The "banging" was shaped and molded into actual songs with the able
assistance of the group's longtime collaborator, Armond Pietrie, and by the
time Giordano (the group's first choice for producer) arrived in June, they
were virtually ready to begin the recording process. Basic tracks were cut in
New York, with additional recording and overdubs done in Buffalo. "What we
were getting was very natural, very true to form," Rzeznik explains. "We'd
done our homework...we knew exactly what we were going for and Lou locked
right in."
But the process was not quite complete. Additional sessions were scheduled in
Los Angeles, this time with producer Rob Cavallo, the man behind the boards
for Green Day's multi-platinum Reprise debut abum, Dookie. "Originally we
were going to do some 'B' sides," explains Robby Takac, "but the tracks came
out so well we ended up using two of them on the album." The songs in
question: a cover of "Disconnected," from the pioneering Buffalo punk band,
The Enemies, and "Slave Girl," from Australia's Lime Spiders.
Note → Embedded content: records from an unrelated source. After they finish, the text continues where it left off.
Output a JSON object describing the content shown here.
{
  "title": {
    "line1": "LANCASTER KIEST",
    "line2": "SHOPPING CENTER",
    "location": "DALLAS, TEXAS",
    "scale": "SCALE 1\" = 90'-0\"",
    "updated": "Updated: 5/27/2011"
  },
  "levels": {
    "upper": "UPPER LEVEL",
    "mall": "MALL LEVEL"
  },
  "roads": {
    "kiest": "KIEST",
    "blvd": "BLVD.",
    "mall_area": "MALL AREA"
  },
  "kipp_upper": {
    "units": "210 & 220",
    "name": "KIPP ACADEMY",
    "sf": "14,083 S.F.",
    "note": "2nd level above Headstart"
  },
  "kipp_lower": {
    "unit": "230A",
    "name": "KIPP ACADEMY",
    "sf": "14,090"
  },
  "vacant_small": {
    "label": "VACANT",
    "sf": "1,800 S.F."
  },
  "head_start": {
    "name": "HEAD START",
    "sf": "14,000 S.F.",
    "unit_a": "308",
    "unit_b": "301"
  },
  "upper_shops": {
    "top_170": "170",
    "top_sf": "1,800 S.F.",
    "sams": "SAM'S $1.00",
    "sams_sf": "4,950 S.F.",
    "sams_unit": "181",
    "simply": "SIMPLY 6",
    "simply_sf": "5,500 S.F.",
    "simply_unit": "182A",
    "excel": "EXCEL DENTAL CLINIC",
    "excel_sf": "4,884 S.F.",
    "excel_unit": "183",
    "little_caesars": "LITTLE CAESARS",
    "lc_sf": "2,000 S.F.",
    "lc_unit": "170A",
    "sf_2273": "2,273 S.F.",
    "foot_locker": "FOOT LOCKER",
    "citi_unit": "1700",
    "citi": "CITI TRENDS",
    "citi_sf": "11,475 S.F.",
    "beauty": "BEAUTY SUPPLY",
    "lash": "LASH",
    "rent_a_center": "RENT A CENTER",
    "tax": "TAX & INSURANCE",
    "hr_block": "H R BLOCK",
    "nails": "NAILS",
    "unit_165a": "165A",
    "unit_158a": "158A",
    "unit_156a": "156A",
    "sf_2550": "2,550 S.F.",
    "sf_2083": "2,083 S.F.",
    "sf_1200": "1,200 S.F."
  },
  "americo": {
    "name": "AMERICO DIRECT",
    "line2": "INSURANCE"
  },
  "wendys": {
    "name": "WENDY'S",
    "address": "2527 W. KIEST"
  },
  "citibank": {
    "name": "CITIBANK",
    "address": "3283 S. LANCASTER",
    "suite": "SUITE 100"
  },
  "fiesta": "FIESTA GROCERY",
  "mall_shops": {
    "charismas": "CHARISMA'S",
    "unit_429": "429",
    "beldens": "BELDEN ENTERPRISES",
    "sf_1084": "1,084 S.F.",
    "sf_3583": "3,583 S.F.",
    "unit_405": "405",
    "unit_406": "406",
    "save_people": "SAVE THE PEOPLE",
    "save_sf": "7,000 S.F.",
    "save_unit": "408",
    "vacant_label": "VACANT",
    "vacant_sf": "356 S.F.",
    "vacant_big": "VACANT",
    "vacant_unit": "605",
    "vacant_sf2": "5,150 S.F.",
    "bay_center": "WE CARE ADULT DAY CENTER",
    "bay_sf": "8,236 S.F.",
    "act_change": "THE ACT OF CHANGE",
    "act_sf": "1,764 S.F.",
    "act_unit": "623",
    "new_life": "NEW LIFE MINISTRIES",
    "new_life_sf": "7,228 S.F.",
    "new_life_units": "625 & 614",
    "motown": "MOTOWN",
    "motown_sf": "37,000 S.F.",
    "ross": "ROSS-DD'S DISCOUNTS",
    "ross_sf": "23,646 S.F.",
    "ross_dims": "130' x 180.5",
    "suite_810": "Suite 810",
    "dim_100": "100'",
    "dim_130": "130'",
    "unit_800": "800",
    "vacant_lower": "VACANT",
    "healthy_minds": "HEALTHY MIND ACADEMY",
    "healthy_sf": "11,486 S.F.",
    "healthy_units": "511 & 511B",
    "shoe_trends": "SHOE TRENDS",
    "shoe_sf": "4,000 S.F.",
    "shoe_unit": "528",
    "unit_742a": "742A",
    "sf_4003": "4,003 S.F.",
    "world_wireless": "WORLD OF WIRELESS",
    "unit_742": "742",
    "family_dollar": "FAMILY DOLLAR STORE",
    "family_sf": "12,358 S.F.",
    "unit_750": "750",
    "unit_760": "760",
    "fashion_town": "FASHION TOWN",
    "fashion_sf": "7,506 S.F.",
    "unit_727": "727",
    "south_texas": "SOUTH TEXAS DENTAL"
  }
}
Now, it's all come together on A Boy Named Goo. "I look at our career as
having three stages," remarks Rzeznik with a smile. "Drunk, hungover and
sober. I wouldn't exactly say we're in our sober phase now, but we are dead
serious about making the best music we can."
Which is exactly what The Goo Goo Dolls deliver on A Boy Named Goo: the very
best from one of the most promising young bands in America.